ENNIS IL; GARCIARENA CD; ESCUDERO EM; PEREZ NG; DULCE RA; CAMILIÓN DE HURTADO MC; CINGOLANI HE

CANADIAN JOURNAL OF PHYSIOLOGY AND PHARMACOLOGY (ONLINE)

NRC Research Press

Lugar: Ottawa, Canadá; Año: 2007 vol. 85 p. 301 - 310

1205-7541

NHE-1-inhibition induces cardiac hypertrophy regression/prevention in several experimental models although the intracellular events involved remain unclarified. We aimed to determine whether calcineurin/NFAT pathway mediates this effect of NHE-1 inhibitors. Spontaneously hypertensive rats (SHR) with cardiac hypertrophy were treated with the NHE-1 inhibitors cariporide and BIIB723 during 30 days. Wistar rats served as normotensive controls. Hearts were studied by echocardiography, immunoblotting and real-time RT-PCR. Cytoplasmic Ca2+ and calcineurin Ab expression were measured in cultured neonatal rat ventricular myocytes (NRVM) stimulated with endothelin-1 for 24 hrs.
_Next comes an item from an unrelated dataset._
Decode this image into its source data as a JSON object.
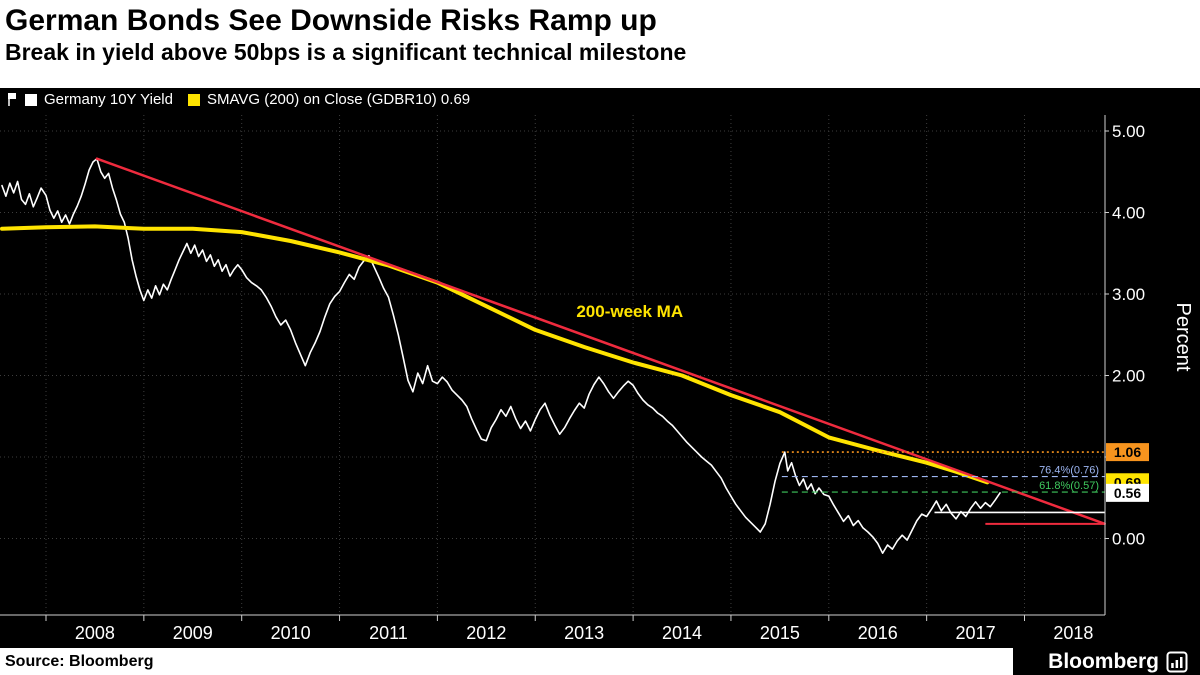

NHE-1 blockade induced cardiac hypertrophy regression (heart weight/body weight = 3.63±0.07 vs. 3.06±0.05 and 3.02±0.13 for untreated-; cariporide- and BIIB723-treated SHR, respectively; P<0.05), decreased myocardial BNP, calcineurin Ab and nuclear NFAT expressions. Echocardiographic evaluation demonstrated a reduction in left ventricular wall thickness without changes in cavity dimensions or a significant decrease in blood pressure. NHE-1 inhibitors treatment did not affect myocardial stiffness or endocardial shortening, but increased mid-wall shortening, suggesting that a positive inotropic effect develops after hypertrophy regression. Cariporide normalized the increased diastolic Ca2+ and calcineurin Ab expression observed in ET-1-stimulated NRVM. In conclusion our data suggest that inactivation of calcineurin/NFAT pathway may underlie the regression of cardiac hypertrophy induced by NHE-1 inhibition.